Mar Mikhaël (Arabic: مار ميخائيل, Lebanese pronunciation: مار مخايل) is a residential and commercial neighborhood (sector 75) in the Medawar district of Beirut, Lebanon. It is a fashionable area with cafes, restaurants, art galleries, bakeries and shops. The neighborhood is named after the Maronite Catholic Church of St. Michael, which is located on Rue Pharoun.

==Location==
The neighborhood lies north and south of Charles Helou, the maritime highway that separates the neighborhood from the Port of Beirut area, north of the Geitaoui neighborhood, east of Gemmayzeh, and west of the Pierre Gemayel Highway and the Beirut River. The neighborhood is considered a natural extension of the Gemmayzeh neighborhood, and its main thoroughfare Rue Arménie, is a continuation of Gemmayzeh's Rue Gouraud, the east-west axis that connects Beirut Central District to the eastern suburb of Bourj Hammoud.

==Development==
After the rebuilding of Beirut Central District created and the emergence of Gemmayzeh and its Rue Gouraud as the hub of nightlife in Beirut, Mar Mikhaël was the natural next step in the gentrification of the neighborhoods adjacent to the Centre Ville.
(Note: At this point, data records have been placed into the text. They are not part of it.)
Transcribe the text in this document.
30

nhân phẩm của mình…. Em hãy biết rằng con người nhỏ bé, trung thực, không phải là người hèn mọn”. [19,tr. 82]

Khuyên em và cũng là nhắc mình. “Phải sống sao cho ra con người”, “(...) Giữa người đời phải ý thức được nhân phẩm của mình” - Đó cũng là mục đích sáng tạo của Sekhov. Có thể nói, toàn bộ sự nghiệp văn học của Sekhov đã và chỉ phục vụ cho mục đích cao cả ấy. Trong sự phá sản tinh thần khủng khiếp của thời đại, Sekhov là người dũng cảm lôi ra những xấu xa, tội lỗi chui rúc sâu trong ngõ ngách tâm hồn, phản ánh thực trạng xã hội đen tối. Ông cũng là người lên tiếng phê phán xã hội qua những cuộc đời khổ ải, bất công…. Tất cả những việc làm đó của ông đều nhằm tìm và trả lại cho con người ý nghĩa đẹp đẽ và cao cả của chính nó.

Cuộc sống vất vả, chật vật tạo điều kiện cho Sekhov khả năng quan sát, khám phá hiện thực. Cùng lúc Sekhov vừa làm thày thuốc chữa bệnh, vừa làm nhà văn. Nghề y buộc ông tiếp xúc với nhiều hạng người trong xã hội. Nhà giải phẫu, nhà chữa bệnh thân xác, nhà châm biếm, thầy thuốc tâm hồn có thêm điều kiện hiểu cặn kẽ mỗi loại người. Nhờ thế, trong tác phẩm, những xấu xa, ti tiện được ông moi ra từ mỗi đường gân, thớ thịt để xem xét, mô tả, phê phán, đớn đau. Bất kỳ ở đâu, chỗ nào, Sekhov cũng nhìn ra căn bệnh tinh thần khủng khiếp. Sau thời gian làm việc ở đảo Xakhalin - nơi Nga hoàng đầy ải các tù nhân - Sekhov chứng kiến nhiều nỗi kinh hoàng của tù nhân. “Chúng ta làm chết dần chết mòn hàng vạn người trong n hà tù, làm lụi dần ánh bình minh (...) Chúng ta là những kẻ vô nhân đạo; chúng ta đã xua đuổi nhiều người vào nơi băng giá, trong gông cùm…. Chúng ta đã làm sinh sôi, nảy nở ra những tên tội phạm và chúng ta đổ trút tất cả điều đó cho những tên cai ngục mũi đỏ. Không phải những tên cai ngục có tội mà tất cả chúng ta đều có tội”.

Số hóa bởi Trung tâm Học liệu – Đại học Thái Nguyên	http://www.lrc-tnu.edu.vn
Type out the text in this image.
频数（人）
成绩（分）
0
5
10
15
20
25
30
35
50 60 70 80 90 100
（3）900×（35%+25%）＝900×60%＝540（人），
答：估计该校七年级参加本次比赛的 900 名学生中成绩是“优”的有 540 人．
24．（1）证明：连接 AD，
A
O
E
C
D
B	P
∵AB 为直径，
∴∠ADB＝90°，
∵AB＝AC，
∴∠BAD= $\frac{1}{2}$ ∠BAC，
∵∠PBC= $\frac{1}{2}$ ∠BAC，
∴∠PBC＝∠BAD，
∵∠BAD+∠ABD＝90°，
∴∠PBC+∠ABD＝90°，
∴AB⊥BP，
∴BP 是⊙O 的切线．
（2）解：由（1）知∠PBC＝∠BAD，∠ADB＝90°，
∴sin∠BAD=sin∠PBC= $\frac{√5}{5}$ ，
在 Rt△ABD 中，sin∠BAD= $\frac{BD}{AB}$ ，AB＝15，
Since 2010, Mar Mikhaël has emerged as one of the most fashionable in Beirut, with many trendy boutiques, art galleries, antique furniture stores having opened in the area. In addition, many bars, restaurants and cafés have quickly replaced hardware shops, car parts and furniture stores, becoming a "hotspot for Beirut party-goers". By 2014, Mar Mikhaël had become a new hub for art and creativity, diminishing slightly in 2014–2015 with the re-emergence of Badaro, but remaining a popular destination in Beirut for dining and nightlife.